After Months of Urging, Dingell, Grijalva and Cartwright Hail Office of Surface Mining Revisiting of Anti-Taxpayer Coal Bonding Rules
Washington, D.C. – After months of urging, Reps. Raúl M. Grijalva (D-Ariz.) and Debbie Dingell (D-Mich.) – the ranking members of the House Natural Resources Committee and the committee’s oversight panel, respectively – and Rep. Matt Cartwright (D-Pa.) hailed the newly announced Office of Surface Mining Reclamation and Enforcement (OSMRE) decision to reconsider “self-bonding” rules that allow coal companies with weak balance sheets to transfer millions of dollars in cleanup costs to taxpayers if they go out of business.
Beginning May 20, the agency will accept 30 days of public comments on rules that govern how financially strong a company must be to guarantee its own environmental costs rather than having to purchase cleanup insurance from a third party. Existing rules have failed to protect taxpayers in the wake of multiple major coal companies declaring bankruptcy over the past year.
Dingell wrote a letter to oversight panel chairman Rep. Louie Gohmert (R-Texas) in June 2015 urging an investigation of coal self-bonding’s implications for taxpayers. That request was ignored.
Led by Reps. Grijalva, Dingell, and Cartwright, Natural Resources Committee Democrats are currently gathering signatures on a congressional letter to OSMRE detailing steps the agency can take to reduce taxpayer exposure. The letter will be released in the coming days.
In the last nine months, four coal companies worth more than $1 billion each have filed for bankruptcy. The list includes Peabody Energy, the country’s top coal producer, which declared bankruptcy April 13. The company had $1.47 billion in self-bonding obligations in Wyoming, Illinois, Indiana, Colorado and New Mexico.
Arch Coal, Inc. had $485 million in self-bonds in Wyoming when it declared bankruptcy in January; the State of Wyoming settled for $92 million in coverage. Alpha Natural Resources had $411 million in self-bonds in Wyoming when it declared bankruptcy in August 2015; Wyoming settled for $61 million. The company had more than $244 million in self-bond obligations in West Virginia, which settled for $39 million.
“Self-bonding rules are now little more than a taxpayer subsidy for failing coal companies, and we can’t wait much longer for a thorough rewrite,” Grijalva said today. “We keep hearing from Republicans about opposing bailouts. What do you call it when taxpayers are on the hook for hundreds of millions of dollars in cleanup costs?”

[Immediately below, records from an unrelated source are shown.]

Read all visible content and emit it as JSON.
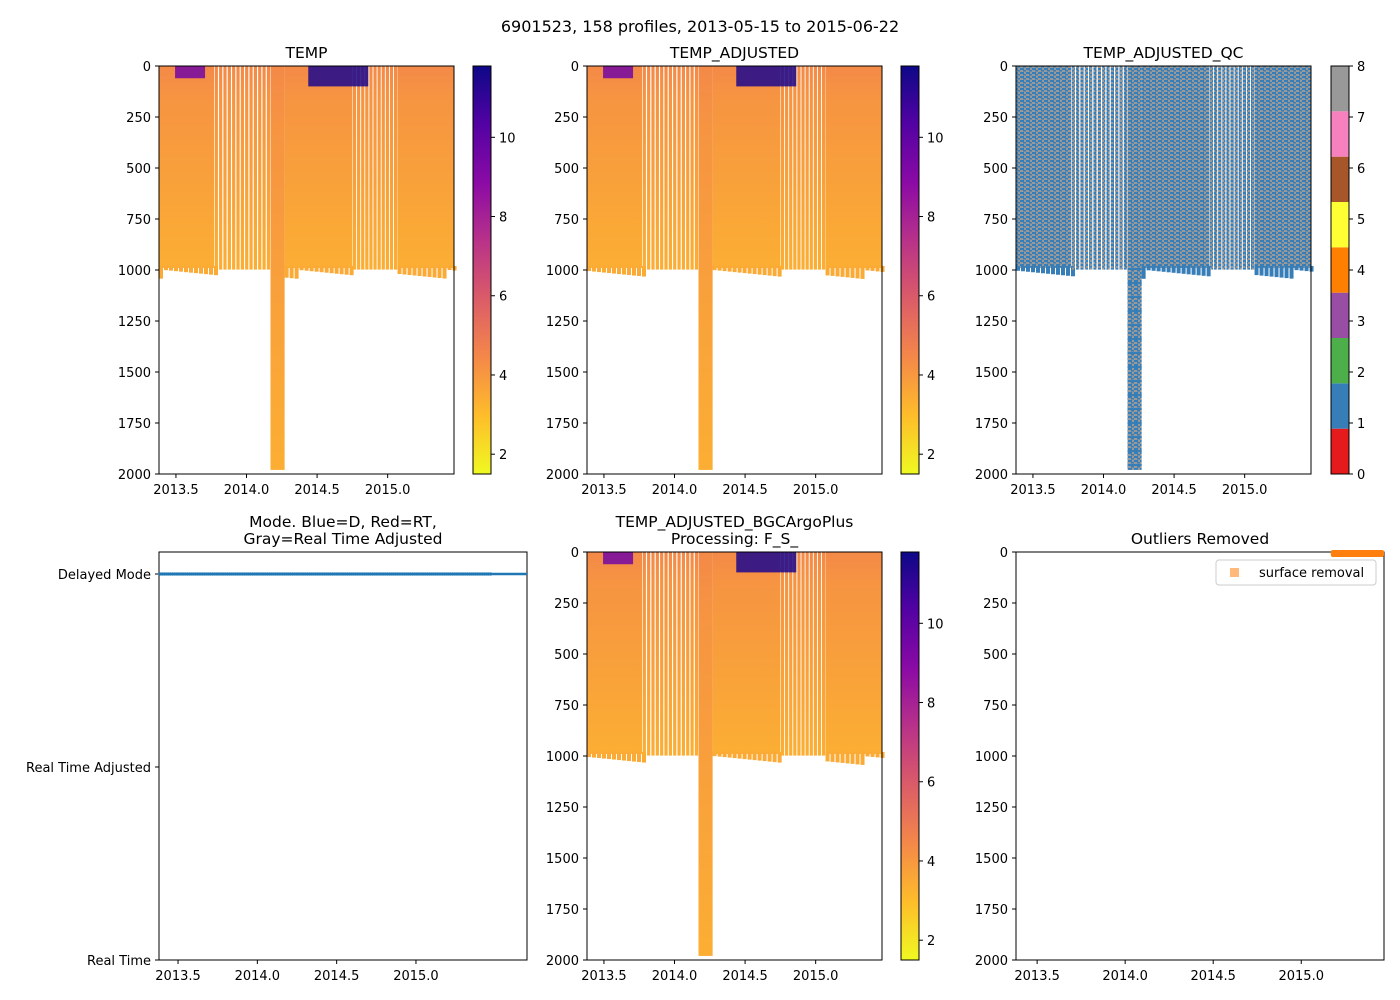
{
  "figure": {
    "title": "6901523, 158 profiles, 2013-05-15 to 2015-06-22"
  },
  "colors": {
    "plasma_stops": [
      "#0d0887",
      "#5302a3",
      "#8b0aa5",
      "#b83289",
      "#db5c68",
      "#f48849",
      "#febd2a",
      "#f0f921"
    ],
    "qc": [
      "#e41a1c",
      "#377eb8",
      "#4daf4a",
      "#984ea3",
      "#ff7f00",
      "#ffff33",
      "#a65628",
      "#f781bf",
      "#999999"
    ],
    "mode_line": "#1f77b4",
    "outlier": "#ff7f0e"
  },
  "chart_data": [
    {
      "id": "temp",
      "type": "heatmap",
      "title": "TEMP",
      "title_lines": [
        "TEMP"
      ],
      "xlabel": "",
      "ylabel": "",
      "xlim": [
        2013.38,
        2015.47
      ],
      "ylim": [
        2000,
        0
      ],
      "xticks": [
        2013.5,
        2014.0,
        2014.5,
        2015.0
      ],
      "xtick_labels": [
        "2013.5",
        "2014.0",
        "2014.5",
        "2015.0"
      ],
      "yticks": [
        0,
        250,
        500,
        750,
        1000,
        1250,
        1500,
        1750,
        2000
      ],
      "ytick_labels": [
        "0",
        "250",
        "500",
        "750",
        "1000",
        "1250",
        "1500",
        "1750",
        "2000"
      ],
      "colorbar": {
        "cmap": "plasma_r",
        "vmin": 1.5,
        "vmax": 11.8,
        "ticks": [
          2,
          4,
          6,
          8,
          10
        ],
        "tick_labels": [
          "2",
          "4",
          "6",
          "8",
          "10"
        ]
      },
      "profile_depth_m": 990,
      "deep_profile": {
        "x_start": 2014.17,
        "x_end": 2014.27,
        "depth_m": 1980
      },
      "gap_periods": [
        [
          2013.77,
          2014.17
        ],
        [
          2014.75,
          2015.07
        ]
      ],
      "surface_warm_events": [
        {
          "x": 2013.6,
          "depth_m": 60,
          "temp": 9.5
        },
        {
          "x": 2014.65,
          "depth_m": 100,
          "temp": 11.5
        }
      ],
      "background_temp": 3.8
    },
    {
      "id": "temp_adjusted",
      "type": "heatmap",
      "title": "TEMP_ADJUSTED",
      "title_lines": [
        "TEMP_ADJUSTED"
      ],
      "xlim": [
        2013.38,
        2015.47
      ],
      "ylim": [
        2000,
        0
      ],
      "xticks": [
        2013.5,
        2014.0,
        2014.5,
        2015.0
      ],
      "xtick_labels": [
        "2013.5",
        "2014.0",
        "2014.5",
        "2015.0"
      ],
      "yticks": [
        0,
        250,
        500,
        750,
        1000,
        1250,
        1500,
        1750,
        2000
      ],
      "ytick_labels": [
        "0",
        "250",
        "500",
        "750",
        "1000",
        "1250",
        "1500",
        "1750",
        "2000"
      ],
      "colorbar": {
        "cmap": "plasma_r",
        "vmin": 1.5,
        "vmax": 11.8,
        "ticks": [
          2,
          4,
          6,
          8,
          10
        ],
        "tick_labels": [
          "2",
          "4",
          "6",
          "8",
          "10"
        ]
      },
      "profile_depth_m": 990,
      "deep_profile": {
        "x_start": 2014.17,
        "x_end": 2014.27,
        "depth_m": 1980
      },
      "gap_periods": [
        [
          2013.77,
          2014.17
        ],
        [
          2014.75,
          2015.07
        ]
      ],
      "surface_warm_events": [
        {
          "x": 2013.6,
          "depth_m": 60,
          "temp": 9.5
        },
        {
          "x": 2014.65,
          "depth_m": 100,
          "temp": 11.5
        }
      ],
      "background_temp": 3.8
    },
    {
      "id": "temp_adjusted_qc",
      "type": "heatmap",
      "title": "TEMP_ADJUSTED_QC",
      "title_lines": [
        "TEMP_ADJUSTED_QC"
      ],
      "xlim": [
        2013.38,
        2015.47
      ],
      "ylim": [
        2000,
        0
      ],
      "xticks": [
        2013.5,
        2014.0,
        2014.5,
        2015.0
      ],
      "xtick_labels": [
        "2013.5",
        "2014.0",
        "2014.5",
        "2015.0"
      ],
      "yticks": [
        0,
        250,
        500,
        750,
        1000,
        1250,
        1500,
        1750,
        2000
      ],
      "ytick_labels": [
        "0",
        "250",
        "500",
        "750",
        "1000",
        "1250",
        "1500",
        "1750",
        "2000"
      ],
      "colorbar": {
        "cmap": "qc",
        "vmin": 0,
        "vmax": 8,
        "ticks": [
          0,
          1,
          2,
          3,
          4,
          5,
          6,
          7,
          8
        ],
        "tick_labels": [
          "0",
          "1",
          "2",
          "3",
          "4",
          "5",
          "6",
          "7",
          "8"
        ]
      },
      "qc_values_present": [
        1,
        8
      ],
      "profile_depth_m": 990,
      "deep_profile": {
        "x_start": 2014.17,
        "x_end": 2014.27,
        "depth_m": 1980
      },
      "gap_periods": [
        [
          2013.77,
          2014.17
        ],
        [
          2014.75,
          2015.07
        ]
      ]
    },
    {
      "id": "mode",
      "type": "scatter",
      "title": "Mode. Blue=D, Red=RT, Gray=Real Time Adjusted",
      "title_lines": [
        "Mode. Blue=D, Red=RT,",
        "Gray=Real Time Adjusted"
      ],
      "xlim": [
        2013.38,
        2015.7
      ],
      "xticks": [
        2013.5,
        2014.0,
        2014.5,
        2015.0
      ],
      "xtick_labels": [
        "2013.5",
        "2014.0",
        "2014.5",
        "2015.0"
      ],
      "ycategories": [
        "Delayed Mode",
        "Real Time Adjusted",
        "Real Time"
      ],
      "series": [
        {
          "name": "D",
          "category": "Delayed Mode",
          "x_start": 2013.37,
          "x_end": 2015.47,
          "count": 158
        }
      ]
    },
    {
      "id": "bgcargoplus",
      "type": "heatmap",
      "title": "TEMP_ADJUSTED_BGCArgoPlus Processing: F_S_",
      "title_lines": [
        "TEMP_ADJUSTED_BGCArgoPlus",
        "Processing: F_S_"
      ],
      "xlim": [
        2013.38,
        2015.47
      ],
      "ylim": [
        2000,
        0
      ],
      "xticks": [
        2013.5,
        2014.0,
        2014.5,
        2015.0
      ],
      "xtick_labels": [
        "2013.5",
        "2014.0",
        "2014.5",
        "2015.0"
      ],
      "yticks": [
        0,
        250,
        500,
        750,
        1000,
        1250,
        1500,
        1750,
        2000
      ],
      "ytick_labels": [
        "0",
        "250",
        "500",
        "750",
        "1000",
        "1250",
        "1500",
        "1750",
        "2000"
      ],
      "colorbar": {
        "cmap": "plasma_r",
        "vmin": 1.5,
        "vmax": 11.8,
        "ticks": [
          2,
          4,
          6,
          8,
          10
        ],
        "tick_labels": [
          "2",
          "4",
          "6",
          "8",
          "10"
        ]
      },
      "profile_depth_m": 990,
      "deep_profile": {
        "x_start": 2014.17,
        "x_end": 2014.27,
        "depth_m": 1980
      },
      "gap_periods": [
        [
          2013.77,
          2014.17
        ],
        [
          2014.75,
          2015.07
        ]
      ],
      "surface_warm_events": [
        {
          "x": 2013.6,
          "depth_m": 60,
          "temp": 9.5
        },
        {
          "x": 2014.65,
          "depth_m": 100,
          "temp": 11.5
        }
      ],
      "background_temp": 3.8
    },
    {
      "id": "outliers",
      "type": "scatter",
      "title": "Outliers Removed",
      "title_lines": [
        "Outliers Removed"
      ],
      "xlim": [
        2013.38,
        2015.47
      ],
      "ylim": [
        2000,
        0
      ],
      "xticks": [
        2013.5,
        2014.0,
        2014.5,
        2015.0
      ],
      "xtick_labels": [
        "2013.5",
        "2014.0",
        "2014.5",
        "2015.0"
      ],
      "yticks": [
        0,
        250,
        500,
        750,
        1000,
        1250,
        1500,
        1750,
        2000
      ],
      "ytick_labels": [
        "0",
        "250",
        "500",
        "750",
        "1000",
        "1250",
        "1500",
        "1750",
        "2000"
      ],
      "legend": {
        "entries": [
          "surface removal"
        ],
        "position": "upper right"
      },
      "series": [
        {
          "name": "surface removal",
          "x_start": 2015.1,
          "x_end": 2015.47,
          "depth_m": [
            0,
            20
          ]
        }
      ]
    }
  ]
}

When the low cost of natural gas started to weaken coal companies’ ability to compete in the energy sector, many coal companies gambled on the strength of the Chinese coal market. The failure of those gambles, Grijalva said, should not obligate states or American taxpayers to pick up the bill.
“The multiple bankruptcies over the past year have shown time and again that coal companies with weak balance sheets, no matter how large they are, should not be allowed to self-bond,” Rep. Dingell said. “Today’s decision is a step in the right direction. Taxpayers should not be left on the hook for billions in cleanup costs when big coal companies go bust.”
“In my home state of Pennsylvania we deal with the environmental legacy of the coal industry every day. When companies are not held strictly accountable for the impact of their mines, the public bears the burden of cleaning up the mess,” Rep. Cartwright said. “We need to ensure that mining companies must put up the money necessary to fulfill their obligations, and with so many going belly-up, self-bonding should not be an option.”